Second, the Board members who have presided over this mismanagement since 1994 must resign from the Board. Whether or not these directors were aware of the abuse and mismanagement detailed in the Almond Ad Hoc Committee report is irrelevant. As directors for over a decade, they were either complicit in the abuse or they were incompetent in not stopping it. Either is reason enough for their removal.

I plan to name new gubernatorial board members; members with the community standing needed to right the company. I note that the company’s By-Laws provide me with the authority to remove from the board for cause gubernatorial appointees. Given the widespread mismanagement and abuse that are now well-known, I will not hesitate to use this authority.

Third, any Board members who are personally implicated or who represent policyholders who are implicated in any of the abuse detailed in the Almond Ad Hoc Committee report must resign from the Board.

Fourth, Beacon must immediately and fully cooperate with the forensic audit now underway by the Department of Business Regulation.

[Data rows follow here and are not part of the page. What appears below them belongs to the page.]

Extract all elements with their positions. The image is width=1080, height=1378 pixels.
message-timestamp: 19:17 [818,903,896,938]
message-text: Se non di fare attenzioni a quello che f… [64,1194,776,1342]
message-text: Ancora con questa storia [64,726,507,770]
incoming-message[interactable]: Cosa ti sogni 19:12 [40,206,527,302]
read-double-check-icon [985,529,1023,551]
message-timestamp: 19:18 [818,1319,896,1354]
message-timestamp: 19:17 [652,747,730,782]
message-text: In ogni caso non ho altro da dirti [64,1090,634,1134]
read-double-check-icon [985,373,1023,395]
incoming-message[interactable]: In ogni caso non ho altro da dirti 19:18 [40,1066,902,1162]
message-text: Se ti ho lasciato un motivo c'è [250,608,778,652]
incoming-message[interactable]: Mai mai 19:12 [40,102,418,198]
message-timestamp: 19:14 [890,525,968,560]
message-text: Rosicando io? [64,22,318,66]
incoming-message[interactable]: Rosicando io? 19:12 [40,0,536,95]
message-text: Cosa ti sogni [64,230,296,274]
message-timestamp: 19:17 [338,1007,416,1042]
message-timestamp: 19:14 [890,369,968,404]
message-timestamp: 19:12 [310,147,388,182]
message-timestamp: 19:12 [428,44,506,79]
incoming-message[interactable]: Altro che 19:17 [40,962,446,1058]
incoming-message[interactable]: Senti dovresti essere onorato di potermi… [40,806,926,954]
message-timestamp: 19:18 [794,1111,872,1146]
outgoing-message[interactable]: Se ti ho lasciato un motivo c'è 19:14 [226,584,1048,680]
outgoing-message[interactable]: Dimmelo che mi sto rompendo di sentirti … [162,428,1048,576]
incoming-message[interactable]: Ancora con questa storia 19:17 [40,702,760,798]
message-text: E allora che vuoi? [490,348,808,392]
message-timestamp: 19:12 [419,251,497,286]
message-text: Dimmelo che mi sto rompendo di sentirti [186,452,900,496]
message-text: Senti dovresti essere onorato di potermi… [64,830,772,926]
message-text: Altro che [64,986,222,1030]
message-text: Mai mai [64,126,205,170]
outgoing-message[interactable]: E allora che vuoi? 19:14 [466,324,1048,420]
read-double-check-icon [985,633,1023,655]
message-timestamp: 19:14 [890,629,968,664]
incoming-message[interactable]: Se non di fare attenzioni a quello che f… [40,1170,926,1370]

Although the Almond Ad Hoc Committee did a commendable job with limited time˜and in the face of management obstruction,˜only the Department’s full market conduct examination and forensic audit can get to the bottom of the abuse and mismanagement that appears rampant at Beacon once and for all. It is time for Beacon to rein in its attorneys and stop stonewalling the Department’s investigation.

I eagerly await the results of your Board meeting and the decisions of individual board members. Rest assured that in the interim, my administration will be reviewing the range of legal options at our disposal to effect immediate change at Beacon.